The link to Inc Magazine talks about terminating relationships with clients. As a company grows or a business starts to gain momentum, it is a natural process to shed clients that do not fit the model or cause problems.

Recently, I had the unfortunate task of terminating a long standing relationship with a client. It was a relationship that had a "friendship" component as well as a business relationship. In this case, the client refused to pay for services rendered - or as related to me, it would be the company's decision as to whether to authorize payment for work done and decide how much to actually pay. The issue also was that I had engaged the services of my associate to assist on the project who put in work and had to be paid. We were talking a matter of a few hundred dollars for many hours of research and execution work, not thousands. I had even made the mistake of discounting the fee because the work was largely administrative, not the usual or core type of research I and my associates do. The response I received was - I will gift you half the amount and never use me as a reference ever again. Nice guy! After all the work and good work I delivered previously!

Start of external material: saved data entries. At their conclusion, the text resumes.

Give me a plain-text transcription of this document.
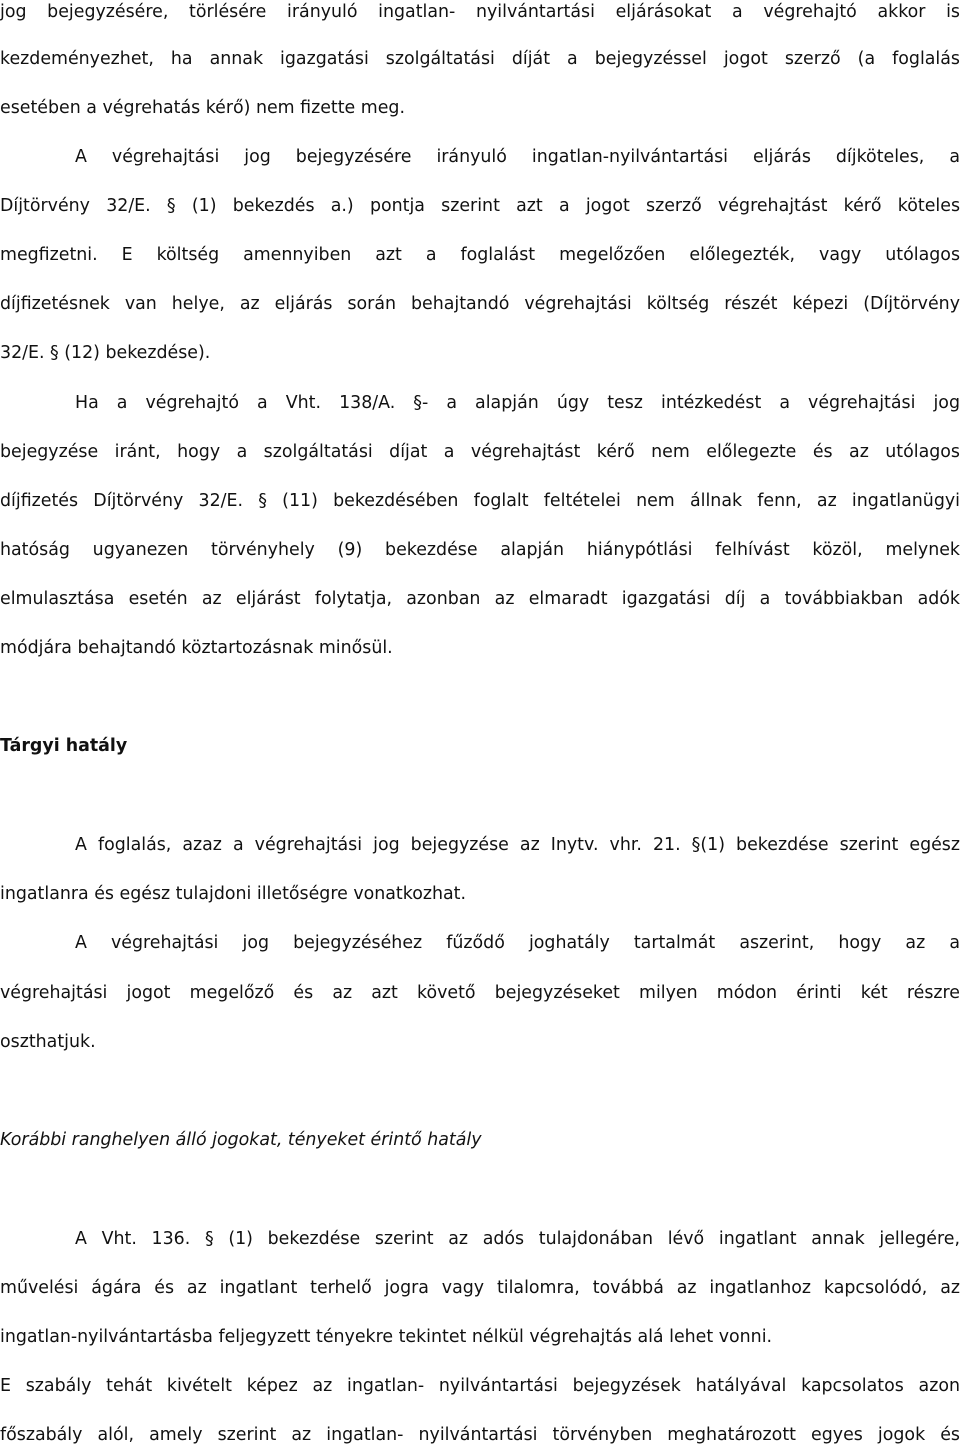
jog bejegyzésére, törlésére irányuló ingatlan- nyilvántartási eljárásokat a végrehajtó akkor is
kezdeményezhet, ha annak igazgatási szolgáltatási díját a bejegyzéssel jogot szerző (a foglalás
esetében a végrehatás kérő) nem fizette meg.
A végrehajtási jog bejegyzésére irányuló ingatlan-nyilvántartási eljárás díjköteles, a
Díjtörvény 32/E. § (1) bekezdés a.) pontja szerint azt a jogot szerző végrehajtást kérő köteles
megfizetni. E költség amennyiben azt a foglalást megelőzően előlegezték, vagy utólagos
díjfizetésnek van helye, az eljárás során behajtandó végrehajtási költség részét képezi (Díjtörvény
32/E. § (12) bekezdése).
Ha a végrehajtó a Vht. 138/A. §- a alapján úgy tesz intézkedést a végrehajtási jog
bejegyzése iránt, hogy a szolgáltatási díjat a végrehajtást kérő nem előlegezte és az utólagos
díjfizetés Díjtörvény 32/E. § (11) bekezdésében foglalt feltételei nem állnak fenn, az ingatlanügyi
hatóság ugyanezen törvényhely (9) bekezdése alapján hiánypótlási felhívást közöl, melynek
elmulasztása esetén az eljárást folytatja, azonban az elmaradt igazgatási díj a továbbiakban adók
módjára behajtandó köztartozásnak minősül.
Tárgyi hatály
A foglalás, azaz a végrehajtási jog bejegyzése az Inytv. vhr. 21. §(1) bekezdése szerint egész
ingatlanra és egész tulajdoni illetőségre vonatkozhat.
A végrehajtási jog bejegyzéséhez fűződő joghatály tartalmát aszerint, hogy az a
végrehajtási jogot megelőző és az azt követő bejegyzéseket milyen módon érinti két részre
oszthatjuk.
Korábbi ranghelyen álló jogokat, tényeket érintő hatály
A Vht. 136. § (1) bekezdése szerint az adós tulajdonában lévő ingatlant annak jellegére,
művelési ágára és az ingatlant terhelő jogra vagy tilalomra, továbbá az ingatlanhoz kapcsolódó, az
ingatlan-nyilvántartásba feljegyzett tényekre tekintet nélkül végrehajtás alá lehet vonni.
E szabály tehát kivételt képez az ingatlan- nyilvántartási bejegyzések hatályával kapcsolatos azon
főszabály alól, amely szerint az ingatlan- nyilvántartási törvényben meghatározott egyes jogok és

When someone threatens not to pay for services rendered or empowers himself to decide how much to pay, that is the end of the relationship. I cannot trust that any work undertaken will ever be treated with the respect and value that is deserved. There were other situations with this client, the "gracious half amount" was the straw. I paid my associate and paid myself zero. My associates come first.

I also will never tolerate, as the Inc article relates, the berating or abuse of myself or my staff. I had enough crap delivered to me as an employee, I certainly will not be subjected to it as an independent contractor or CEO of a company, nor will I allow anyone who works with or for me to be subjected to that. No demands, no disrespect, no beration. Take it elsewhere buddy. The demotivation, as Norm Brodsky relates, will kill my business.

Micromanagement is another thing I won't tolerate. You engage me to do a job because I am an expert at what I do. The minute a client tells me what to do, how to do it, how many meetings to set up, and what I should know - bye-bye. I didn't tolerate micromanagers as an employee, can't function well unless I have complete autonomy, and I won't tolerate it as an independent.

My business is about business development, if I can't get new clients then it reflects on my own capability. I believe in complete customer service also and will go out of my way to help people who need it. In return, however, I expect to be paid for my services, treated as an expert, listened to when I provide feedback or advice, and treated with respect. And, no B.S. either.